R RandomForest: Proximity for new object


I trained a random forest:

model <- randomForest(x, y, proximity=TRUE)

When I want to predict y for new objects, I use

y_pred <- predict(model, xnew)

How can I calculate the proximity between the new objects (xnew) and the training set (x) based on the already existing forest (model)? The proximity option in the predict function gives only the proxmities among the new objects (xnew). I could run randomForest unsupervised again on a combined data set (x and xnew) to get the proximities, but I think there must be some way to avoid building the forest again and instead using the already existing one.

Thanks!

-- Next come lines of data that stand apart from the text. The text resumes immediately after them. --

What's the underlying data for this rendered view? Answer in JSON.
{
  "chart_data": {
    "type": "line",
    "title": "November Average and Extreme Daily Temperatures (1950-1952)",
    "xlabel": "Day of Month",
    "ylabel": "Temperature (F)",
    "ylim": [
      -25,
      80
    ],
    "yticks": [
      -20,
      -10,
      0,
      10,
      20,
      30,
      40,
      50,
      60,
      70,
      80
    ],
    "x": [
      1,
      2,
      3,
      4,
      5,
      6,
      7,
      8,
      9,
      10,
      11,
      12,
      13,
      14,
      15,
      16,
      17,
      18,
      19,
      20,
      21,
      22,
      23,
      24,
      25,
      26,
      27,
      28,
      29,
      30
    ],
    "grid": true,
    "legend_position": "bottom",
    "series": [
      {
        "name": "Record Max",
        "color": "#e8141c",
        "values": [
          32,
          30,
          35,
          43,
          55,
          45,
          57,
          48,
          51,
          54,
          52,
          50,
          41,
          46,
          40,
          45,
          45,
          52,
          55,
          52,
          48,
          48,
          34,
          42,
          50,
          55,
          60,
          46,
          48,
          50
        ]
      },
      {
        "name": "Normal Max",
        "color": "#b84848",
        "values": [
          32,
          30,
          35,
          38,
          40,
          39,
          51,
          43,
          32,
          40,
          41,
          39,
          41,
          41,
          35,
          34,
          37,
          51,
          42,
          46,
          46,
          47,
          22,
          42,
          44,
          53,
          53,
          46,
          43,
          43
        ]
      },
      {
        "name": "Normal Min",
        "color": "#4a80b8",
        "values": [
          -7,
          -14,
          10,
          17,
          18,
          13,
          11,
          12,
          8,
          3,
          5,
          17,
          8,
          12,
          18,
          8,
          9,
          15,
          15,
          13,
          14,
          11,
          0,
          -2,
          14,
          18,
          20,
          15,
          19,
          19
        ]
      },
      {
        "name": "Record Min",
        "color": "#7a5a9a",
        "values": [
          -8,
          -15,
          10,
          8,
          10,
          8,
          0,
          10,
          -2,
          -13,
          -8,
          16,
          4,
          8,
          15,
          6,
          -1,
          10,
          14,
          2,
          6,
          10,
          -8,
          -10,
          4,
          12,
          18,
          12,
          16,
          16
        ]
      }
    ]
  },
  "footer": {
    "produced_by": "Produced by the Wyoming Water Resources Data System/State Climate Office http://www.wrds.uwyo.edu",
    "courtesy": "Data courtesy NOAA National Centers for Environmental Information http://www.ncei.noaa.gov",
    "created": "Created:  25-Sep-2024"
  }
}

Kilian


Solution

  • I believe what you want is to specify your test observations in the randomForest call itself, something like this:

    set.seed(71)
    ind <- sample(1:150,140,replace = FALSE)
    train <- iris[ind,]
    test <- iris[-ind,]
    
    iris.rf1 <- randomForest(x = train[,1:4],
                             y = train[,5],
                             xtest = test[,1:4],
                             ytest = test[,5], 
                             importance=TRUE,
                             proximity=TRUE)
    
    dim(iris.rf1$test$prox)
    [1]  10 150
    

    So that gives you the proximity from the ten test cases to all 150.

    The only other option would be to call predict on your new case rbinded to the original training cases, I think. But that way you don't need to have your test cases up front with the randomForest call.

    In that case, you'll want to use keep.forest = TRUE in the randomForest call and of course set proximity = TRUE when you call predict.